CSAIL Forum with Alison Gopnik
Speaker
Host
Please join us for the CSAIL Forum with Alison Gopnik
CSAIL Forum hosted by Daniela Rus
Speaker: Alison Gopnik
Distinguished Professor of Psychology, Affiliate Professor of Philosophy, and Berkeley Artificial Intelligence Research Group, UC Berkeley
Title: Empowerment Gain as Causal Learning, Causal Learning as Empowerment Gain: A bridge between Bayesian causal hypothesis testing and reinforcement learning
Date/time: Tuesday 12:00-1:00 EDT, November 4, 2025
Venue: Live stream via Zoom: Registration required
Bio:
Alison Gopnik is a leader in cognitive science, particularly the study of learning and development. She was a founder of the field of “theory of mind”, an originator of the “theory theory” of cognitive development, and the first to apply Bayesian models to children’s learning. She has received the APS Lifetime Achievement, Cattell, and William James Awards, the SRCD Lifetime Achievement Award, the APA Distinguished Scientific Contributions Award, the Bradford Washburn and Carl Sagan Awards for Science Communication, and the Rumelhart Prize for Theoretical Foundations of Cognitive Science. She is a member of the National Academy of Sciences and the American Academy of Arts and Sciences and a Cognitive Science Society, American Association for the Advancement of Science, and Guggenheim Fellow. She was 2022-23 President of the Association for Psychological Science. She has six grandchildren.

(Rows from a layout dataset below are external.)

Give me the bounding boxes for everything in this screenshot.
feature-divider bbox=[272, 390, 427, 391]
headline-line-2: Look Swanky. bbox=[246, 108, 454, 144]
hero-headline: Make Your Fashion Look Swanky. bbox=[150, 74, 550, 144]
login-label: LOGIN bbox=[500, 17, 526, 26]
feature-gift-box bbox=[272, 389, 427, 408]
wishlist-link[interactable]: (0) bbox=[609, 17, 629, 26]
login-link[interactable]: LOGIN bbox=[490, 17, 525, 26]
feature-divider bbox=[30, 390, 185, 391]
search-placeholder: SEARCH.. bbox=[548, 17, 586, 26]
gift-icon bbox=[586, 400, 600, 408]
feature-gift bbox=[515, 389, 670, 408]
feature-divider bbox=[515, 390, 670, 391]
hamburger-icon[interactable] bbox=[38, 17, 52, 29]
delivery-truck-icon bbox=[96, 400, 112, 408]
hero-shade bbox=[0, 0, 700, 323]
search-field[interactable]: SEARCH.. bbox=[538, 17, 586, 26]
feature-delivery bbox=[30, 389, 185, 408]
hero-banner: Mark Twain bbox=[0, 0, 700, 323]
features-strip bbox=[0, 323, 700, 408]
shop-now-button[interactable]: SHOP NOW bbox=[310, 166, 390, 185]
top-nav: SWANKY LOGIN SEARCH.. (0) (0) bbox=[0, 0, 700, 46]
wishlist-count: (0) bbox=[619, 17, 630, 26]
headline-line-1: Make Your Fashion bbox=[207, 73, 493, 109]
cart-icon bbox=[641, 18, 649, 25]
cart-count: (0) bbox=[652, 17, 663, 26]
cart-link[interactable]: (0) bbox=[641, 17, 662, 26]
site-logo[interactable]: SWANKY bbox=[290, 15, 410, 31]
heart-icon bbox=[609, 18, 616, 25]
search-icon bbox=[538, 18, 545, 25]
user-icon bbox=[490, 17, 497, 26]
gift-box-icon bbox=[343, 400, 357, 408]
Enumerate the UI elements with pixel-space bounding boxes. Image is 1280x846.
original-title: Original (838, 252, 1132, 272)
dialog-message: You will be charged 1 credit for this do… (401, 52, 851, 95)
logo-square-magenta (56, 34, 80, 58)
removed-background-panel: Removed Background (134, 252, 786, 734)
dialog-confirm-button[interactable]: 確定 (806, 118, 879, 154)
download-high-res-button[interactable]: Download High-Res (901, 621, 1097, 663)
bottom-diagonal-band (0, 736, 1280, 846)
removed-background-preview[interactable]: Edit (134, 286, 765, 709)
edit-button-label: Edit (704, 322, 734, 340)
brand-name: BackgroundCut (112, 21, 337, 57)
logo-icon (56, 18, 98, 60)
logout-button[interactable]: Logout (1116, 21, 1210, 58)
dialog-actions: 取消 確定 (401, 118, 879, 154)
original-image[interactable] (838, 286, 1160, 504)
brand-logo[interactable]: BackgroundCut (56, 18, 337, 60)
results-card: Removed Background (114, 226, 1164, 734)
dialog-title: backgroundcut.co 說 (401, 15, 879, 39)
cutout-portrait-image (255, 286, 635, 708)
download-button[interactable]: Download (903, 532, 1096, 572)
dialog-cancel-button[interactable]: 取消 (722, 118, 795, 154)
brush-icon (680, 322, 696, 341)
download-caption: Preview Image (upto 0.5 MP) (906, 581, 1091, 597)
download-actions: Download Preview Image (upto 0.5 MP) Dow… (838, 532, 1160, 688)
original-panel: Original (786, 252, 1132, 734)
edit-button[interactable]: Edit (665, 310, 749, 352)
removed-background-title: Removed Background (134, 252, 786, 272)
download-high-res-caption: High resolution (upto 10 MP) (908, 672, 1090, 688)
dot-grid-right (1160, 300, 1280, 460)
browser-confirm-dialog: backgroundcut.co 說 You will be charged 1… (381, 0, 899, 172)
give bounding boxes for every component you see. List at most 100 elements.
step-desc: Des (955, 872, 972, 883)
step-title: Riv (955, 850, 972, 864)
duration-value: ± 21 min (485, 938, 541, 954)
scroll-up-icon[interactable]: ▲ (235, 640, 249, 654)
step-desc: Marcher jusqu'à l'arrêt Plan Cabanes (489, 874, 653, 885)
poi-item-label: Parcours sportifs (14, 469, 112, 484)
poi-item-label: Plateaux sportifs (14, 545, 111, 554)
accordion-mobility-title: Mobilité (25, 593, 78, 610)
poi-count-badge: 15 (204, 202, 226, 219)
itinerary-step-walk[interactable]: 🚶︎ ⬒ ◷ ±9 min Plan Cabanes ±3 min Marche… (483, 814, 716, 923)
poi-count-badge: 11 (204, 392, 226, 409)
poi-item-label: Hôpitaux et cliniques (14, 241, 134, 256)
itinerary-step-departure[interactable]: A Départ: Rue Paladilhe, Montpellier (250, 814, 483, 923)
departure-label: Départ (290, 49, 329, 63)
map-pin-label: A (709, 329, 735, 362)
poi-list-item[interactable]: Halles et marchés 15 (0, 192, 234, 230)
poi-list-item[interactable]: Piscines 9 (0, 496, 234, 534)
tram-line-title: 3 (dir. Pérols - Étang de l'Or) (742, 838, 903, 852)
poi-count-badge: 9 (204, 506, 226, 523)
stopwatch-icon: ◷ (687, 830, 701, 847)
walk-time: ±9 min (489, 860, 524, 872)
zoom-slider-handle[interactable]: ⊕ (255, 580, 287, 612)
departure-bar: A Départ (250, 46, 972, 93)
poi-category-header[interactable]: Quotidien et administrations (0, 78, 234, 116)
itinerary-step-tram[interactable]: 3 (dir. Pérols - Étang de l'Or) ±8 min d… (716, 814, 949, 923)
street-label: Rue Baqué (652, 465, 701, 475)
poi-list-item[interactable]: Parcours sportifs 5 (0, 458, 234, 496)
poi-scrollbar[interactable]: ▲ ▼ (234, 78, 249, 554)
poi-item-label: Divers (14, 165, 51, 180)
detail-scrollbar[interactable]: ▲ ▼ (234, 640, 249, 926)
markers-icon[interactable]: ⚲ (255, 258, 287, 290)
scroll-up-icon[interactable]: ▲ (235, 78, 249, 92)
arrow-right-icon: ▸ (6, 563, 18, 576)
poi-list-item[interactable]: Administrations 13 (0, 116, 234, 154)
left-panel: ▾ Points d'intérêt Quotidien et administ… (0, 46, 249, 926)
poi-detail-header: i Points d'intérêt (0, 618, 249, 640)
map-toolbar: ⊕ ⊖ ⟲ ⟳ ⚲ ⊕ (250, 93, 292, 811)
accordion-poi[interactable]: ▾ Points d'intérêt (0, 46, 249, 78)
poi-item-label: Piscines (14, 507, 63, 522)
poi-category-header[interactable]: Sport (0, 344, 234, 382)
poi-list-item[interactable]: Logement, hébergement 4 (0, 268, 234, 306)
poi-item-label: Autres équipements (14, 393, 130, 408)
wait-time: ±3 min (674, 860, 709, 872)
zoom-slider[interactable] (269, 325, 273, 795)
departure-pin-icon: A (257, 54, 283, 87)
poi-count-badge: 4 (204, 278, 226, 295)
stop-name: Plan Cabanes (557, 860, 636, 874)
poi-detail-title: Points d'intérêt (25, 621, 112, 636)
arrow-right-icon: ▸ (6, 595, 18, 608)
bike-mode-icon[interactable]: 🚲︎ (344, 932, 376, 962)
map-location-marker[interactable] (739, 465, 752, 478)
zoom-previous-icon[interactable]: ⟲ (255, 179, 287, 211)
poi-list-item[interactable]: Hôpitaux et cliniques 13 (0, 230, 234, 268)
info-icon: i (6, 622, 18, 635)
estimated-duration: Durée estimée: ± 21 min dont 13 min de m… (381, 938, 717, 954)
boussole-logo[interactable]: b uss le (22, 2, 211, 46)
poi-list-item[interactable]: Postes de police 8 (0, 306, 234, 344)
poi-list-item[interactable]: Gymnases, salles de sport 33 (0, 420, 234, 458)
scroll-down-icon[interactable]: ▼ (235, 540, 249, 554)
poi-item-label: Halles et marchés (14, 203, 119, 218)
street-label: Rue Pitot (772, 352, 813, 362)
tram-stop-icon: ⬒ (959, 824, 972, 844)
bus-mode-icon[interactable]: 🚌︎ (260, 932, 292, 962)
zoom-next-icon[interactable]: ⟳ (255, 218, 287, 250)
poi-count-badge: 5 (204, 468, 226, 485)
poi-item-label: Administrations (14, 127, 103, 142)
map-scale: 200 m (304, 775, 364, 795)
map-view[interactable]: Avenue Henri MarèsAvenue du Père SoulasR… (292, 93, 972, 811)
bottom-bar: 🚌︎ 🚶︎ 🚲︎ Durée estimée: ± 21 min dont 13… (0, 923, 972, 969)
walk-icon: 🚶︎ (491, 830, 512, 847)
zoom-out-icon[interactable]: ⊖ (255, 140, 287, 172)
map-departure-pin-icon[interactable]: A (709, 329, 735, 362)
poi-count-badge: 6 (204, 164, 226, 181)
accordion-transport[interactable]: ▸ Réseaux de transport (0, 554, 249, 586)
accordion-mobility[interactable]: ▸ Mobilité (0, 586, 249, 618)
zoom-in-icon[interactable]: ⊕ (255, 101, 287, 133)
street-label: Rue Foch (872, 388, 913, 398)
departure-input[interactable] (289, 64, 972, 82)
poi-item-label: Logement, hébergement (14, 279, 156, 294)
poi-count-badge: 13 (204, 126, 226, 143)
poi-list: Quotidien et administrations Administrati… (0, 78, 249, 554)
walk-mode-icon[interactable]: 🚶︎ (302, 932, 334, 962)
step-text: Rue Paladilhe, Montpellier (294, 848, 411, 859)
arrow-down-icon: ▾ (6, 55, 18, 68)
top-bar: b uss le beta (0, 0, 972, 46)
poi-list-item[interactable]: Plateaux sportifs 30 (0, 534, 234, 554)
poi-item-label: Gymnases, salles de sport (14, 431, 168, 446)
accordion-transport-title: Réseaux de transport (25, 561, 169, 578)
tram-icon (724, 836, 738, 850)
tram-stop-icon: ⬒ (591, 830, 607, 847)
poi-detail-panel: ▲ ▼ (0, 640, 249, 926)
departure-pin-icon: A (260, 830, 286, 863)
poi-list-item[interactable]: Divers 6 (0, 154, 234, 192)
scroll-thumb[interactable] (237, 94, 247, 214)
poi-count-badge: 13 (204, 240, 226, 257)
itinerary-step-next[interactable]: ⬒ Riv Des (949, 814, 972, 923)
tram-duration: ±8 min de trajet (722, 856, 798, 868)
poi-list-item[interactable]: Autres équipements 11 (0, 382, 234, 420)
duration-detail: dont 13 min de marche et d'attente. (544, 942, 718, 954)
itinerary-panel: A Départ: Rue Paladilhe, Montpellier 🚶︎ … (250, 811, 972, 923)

She is the author of over 160 journal articles and several books including the bestselling and critically acclaimed popular books The Scientist in the Crib, 1999, The Philosophical Baby, 2009, and The Gardener and the Carpenter, 2016. She has written widely about cognitive science and psychology for The Wall Street Journal, The New York Times, The Economist, and The Atlantic, among others. Her TED talk has been viewed more than 5.6 million times. She has frequently appeared on TV, radio, and podcasts including “The Charlie Rose Show”, “The Colbert Report”, and “The Ezra Klein Show”.
Abstract
Learning about the causal structure of the world is a fundamental problem for human cognition, and causal knowledge is central to both intuitive and scientific world models. However, causal models and especially causal learning have proved to be difficult for standard Large Models using standard techniques of deep learning. In contrast, cognitive scientists have applied advances in our formal understanding of causation in computer science, particularly within the Causal Bayes Net formalism, to understand human causal learning. These approaches also face challenges when it comes to learning however. In parallel, in the very different tradition of reinforcement learning, researchers have developed the idea of an intrinsic reward signal called “empowerment”. An agent is rewarded for maximizing the mutual information between its actions and their outcomes, regardless of the external reward value of those outcomes. In other words, the agent is rewarded if variation in an action systematically leads to parallel variation in an outcome so that variation in the action predicts variation in the outcome. Empowerment, then has two dimensions , it involves both controllability and variability. The result is an agent that has maximal control over the maximal part of its environment. “Empowerment” may be an important bridge between classical Bayesian causal learning and reinforcement learning and may help to characterize causal learning in humans and enable it in machines. If an agent learns an accurate causal model of the world they will necessarily increase their empowerment, and, vice versa, increasing empowerment will lead to a more accurate (if implicit) causal model of the world. Empowerment may also explain distinctive empirical features of children’s causal learning, as well as providing a more tractable computational account of how that learning is possible.